Trump vs. Lula: ¿Se avecina una guerra comercial sin retorno entre EE.UU. y Brasil?

Trump lanza arancel del 50% contra Brasil y exige fin del juicio a Bolsonaro: Lula responde con firmeza y amenaza con represalias

Un nuevo capítulo de tensiones entre Estados Unidos y Brasil se desató este miércoles tras el anuncio del presidente estadounidense, Donald Trump, de imponer un arancel del 50% a las importaciones brasileñas desde el 1º de agosto. Pero esta vez no se trata solo de comercio: la confrontación incluye reclamos políticos y una defensa explícita del expresidente Jair Bolsonaro, actualmente procesado por intento de golpe de Estado.

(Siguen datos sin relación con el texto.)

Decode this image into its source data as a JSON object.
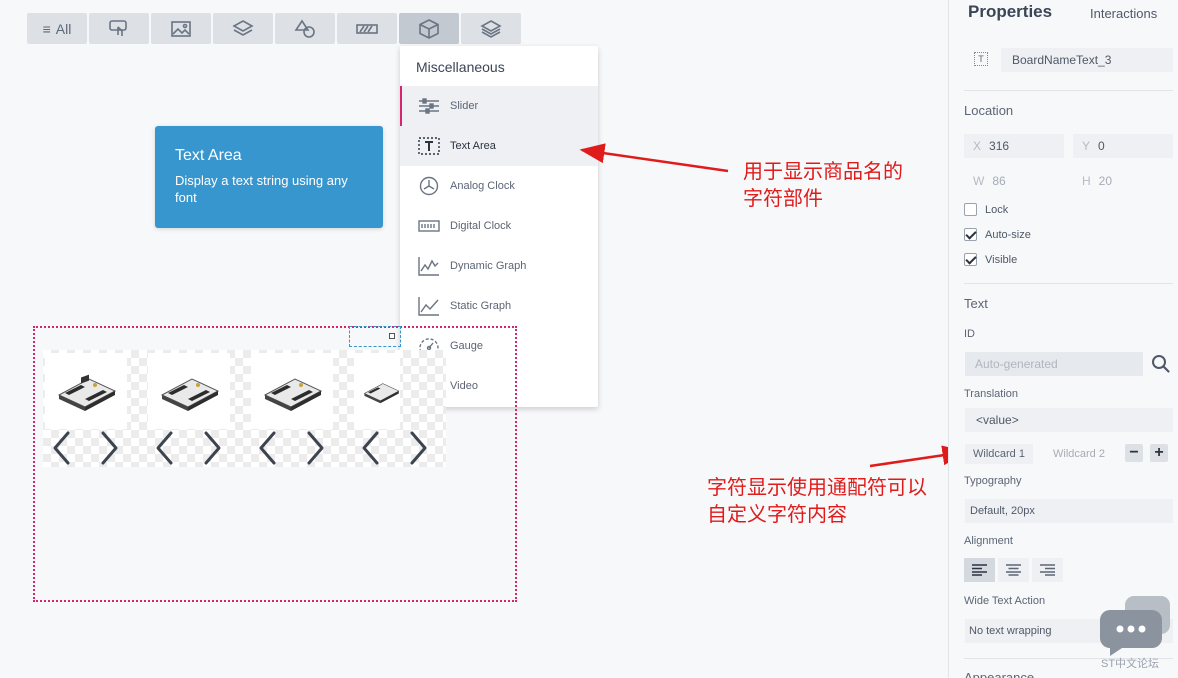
{
  "toolbar": {
    "all_label": "All",
    "buttons": [
      {
        "icon": "touch-icon"
      },
      {
        "icon": "image-icon"
      },
      {
        "icon": "layers-icon"
      },
      {
        "icon": "shapes-icon"
      },
      {
        "icon": "progress-icon"
      },
      {
        "icon": "cube-icon",
        "active": true
      },
      {
        "icon": "stack-icon"
      }
    ]
  },
  "dropdown": {
    "title": "Miscellaneous",
    "items": [
      {
        "label": "Slider",
        "icon": "slider-icon"
      },
      {
        "label": "Text Area",
        "icon": "text-area-icon"
      },
      {
        "label": "Analog Clock",
        "icon": "analog-clock-icon"
      },
      {
        "label": "Digital Clock",
        "icon": "digital-clock-icon"
      },
      {
        "label": "Dynamic Graph",
        "icon": "dynamic-graph-icon"
      },
      {
        "label": "Static Graph",
        "icon": "static-graph-icon"
      },
      {
        "label": "Gauge",
        "icon": "gauge-icon"
      },
      {
        "label": "Video",
        "icon": "video-icon"
      }
    ]
  },
  "tooltip": {
    "title": "Text Area",
    "description": "Display a text string using any font"
  },
  "annotations": {
    "first_line1": "用于显示商品名的",
    "first_line2": "字符部件",
    "second_line1": "字符显示使用通配符可以",
    "second_line2": "自定义字符内容"
  },
  "panel": {
    "tab_properties": "Properties",
    "tab_interactions": "Interactions",
    "name_value": "BoardNameText_3",
    "location_title": "Location",
    "x_label": "X",
    "x_value": "316",
    "y_label": "Y",
    "y_value": "0",
    "w_label": "W",
    "w_value": "86",
    "h_label": "H",
    "h_value": "20",
    "lock_label": "Lock",
    "autosize_label": "Auto-size",
    "visible_label": "Visible",
    "text_title": "Text",
    "id_label": "ID",
    "id_placeholder": "Auto-generated",
    "translation_label": "Translation",
    "translation_value": "<value>",
    "wildcard1": "Wildcard 1",
    "wildcard2": "Wildcard 2",
    "minus": "−",
    "plus": "+",
    "typography_label": "Typography",
    "typography_value": "Default, 20px",
    "alignment_label": "Alignment",
    "wide_text_label": "Wide Text Action",
    "wide_text_value": "No text wrapping",
    "appearance_title": "Appearance"
  },
  "watermark": {
    "text": "ST中文论坛"
  }
}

Trump, en una carta pública dirigida al presidente Luiz Inácio Lula da Silva, calificó el juicio contra Bolsonaro como una “Caza de Brujas” y exigió que se detenga “INMEDIATAMENTE”. También criticó la regulación de redes sociales en Brasil y difundió información inexacta sobre el comercio bilateral.

Lula no tardó en responder a través de la red social X: “Brasil es un país soberano con instituciones independientes que no aceptará ser controlado por nadie”, advirtió. Y añadió que cualquier medida arancelaria unilateral será respondida con una ley de reciprocidad que permitirá aplicar represalias provisionales.

Expertos, como Monica de Bolle del Instituto Peterson, advierten que el conflicto tiene componentes “innegociables” y se perfila como uno de los más complejos de la actual política exterior estadounidense. “Esto no es solo un tema comercial; es político, ideológico y personal”, afirmó.

El gesto de Trump —que ha defendido públicamente a Bolsonaro en varias ocasiones— se produce poco después de la cumbre de los BRICS en Brasil, un bloque que él considera contrario a los intereses de EE.UU. Analistas interpretan su arremetida como una represalia política y un guiño a su base electoral.

La situación también expone la falta de diálogo entre ambos gobiernos: EE.UU. aún no ha nombrado un embajador en Brasil, y el principal diplomático en funciones, Gabriel Escobar, fue convocado por la Cancillería brasileña, que devolvió la carta de Trump por considerarla inaceptable.

Mientras tanto, el conflicto amenaza con escalar y afectar sectores económicos clave como la agroindustria, y podría incluso beneficiar políticamente a Lula, en un momento en que su popularidad enfrentaba una leve caída.

¿Estamos ante una guerra comercial con trasfondo ideológico o una estrategia electoral anticipada de Trump? Por ahora, el pulso entre Washington y Brasilia se endurece, y el margen para una salida diplomática parece cada vez más estrecho.